Но только в 1831 году дед нашего герцога получил из рук королевы Виктории титул маркиза Вестминстерского. С этого времени Гросвеноры стяжали славу страстных любителей лошадей. На их попечении были конюшни, обитатели которых одерживали на скачках самые громкие победы. У деда-маркиза был исключительный чистокровный жеребец, неоднократно выигрывавший дерби. Аристократ так ценил своего любимца, что назвал его Вендор – слово из описания родового герба – bend'or. Когда один американский миллиардер предложил ему за жеребца совершенно фантастическую сумму, тот отбрил наглеца. «Во всей Америке не наберется столько денег, чтобы купить такого коня!» – заявил он со всей твердостью. Каким образом и почему к его внуку, официальное имя которого было Хью Ричард Артур, с детских лет приклеилось прозвище Вендор, да так и осталось за ним на всю жизнь – тайна сия великая есть, ни на шаг не приблизившаяся к разгадке. Но так или иначе, домашние знали его как Вендора, уменьшительно Бенни или Бонни.

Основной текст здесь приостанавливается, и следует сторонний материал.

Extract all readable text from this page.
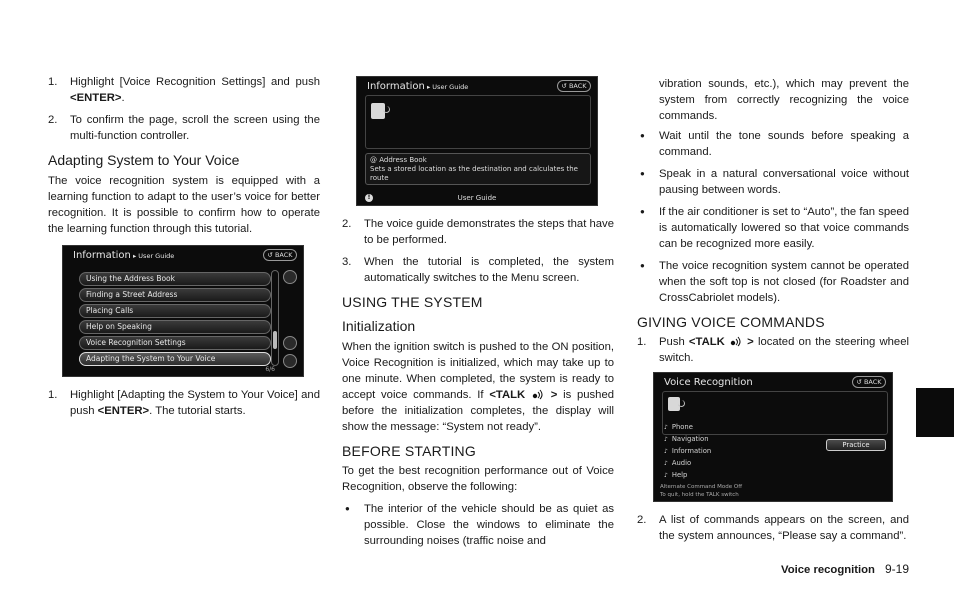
1. Highlight [Voice Recognition Settings] and push <ENTER>.
2. To confirm the page, scroll the screen using the multi-function controller.
Adapting System to Your Voice

The voice recognition system is equipped with a learning function to adapt to the user’s voice for better recognition. It is possible to confirm how to operate the learning function through this tutorial.

Information ▸ User Guide	↺ BACK
Using the Address Book
Finding a Street Address
Placing Calls
Help on Speaking
Voice Recognition Settings
Adapting the System to Your Voice
6/6
1. Highlight [Adapting the System to Your Voice] and push <ENTER>. The tutorial starts.
Information ▸ User Guide	↺ BACK
@ Address Book
Sets a stored location as the destination and calculates the route
!	User Guide
2. The voice guide demonstrates the steps that have to be performed.
3. When the tutorial is completed, the system automatically switches to the Menu screen.
USING THE SYSTEM
Initialization

When the ignition switch is pushed to the ON position, Voice Recognition is initialized, which may take up to one minute. When completed, the system is ready to accept voice commands. If <TALK > is pushed before the initialization completes, the display will show the message: “System not ready”.

BEFORE STARTING

To get the best recognition performance out of Voice Recognition, observe the following:

● The interior of the vehicle should be as quiet as possible. Close the windows to eliminate the surrounding noises (traffic noise and

vibration sounds, etc.), which may prevent the system from correctly recognizing the voice commands.

● Wait until the tone sounds before speaking a command.
● Speak in a natural conversational voice without pausing between words.
● If the air conditioner is set to “Auto”, the fan speed is automatically lowered so that voice commands can be recognized more easily.
● The voice recognition system cannot be operated when the soft top is not closed (for Roadster and CrossCabriolet models).
GIVING VOICE COMMANDS
1. Push <TALK > located on the steering wheel switch.
Voice Recognition	↺ BACK
♪ Phone
♪ Navigation
♪ Information
♪ Audio
♪ Help
Practice
Alternate Command Mode Off
To quit, hold the TALK switch
2. A list of commands appears on the screen, and the system announces, “Please say a command”.
Voice recognition 9-19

В 1924 году Вендору исполнилось сорок пять лет. Он был рослый, белокурый с рыжеватым отливом и выцветшими на море и на солнце голубыми глазами. Его шарм и природная элегантность единодушно признавались всеми. Богатства? Их у него было не счесть. Он и сам не ведал размеров своего состояния и за это частенько над собой подтрунивал… В Лондоне, где он жил в особняке Бурдон-Хаус, ему принадлежали целые кварталы, а также большая часть Мэйфер и Белгравиа, общей площадью примерно 250 гектаров. Его официальная резиденция находилась в 260 километрах к северо-западу от Лондона – на севере Уэльса. Называлась она Итон-Холл и располагалась близ города Честер – старинного маленького порта, сообщавшегося с Ирландским морем, до которого было совсем недалеко, по реке Ди, которую в этом месте сделали удобной для судоходства.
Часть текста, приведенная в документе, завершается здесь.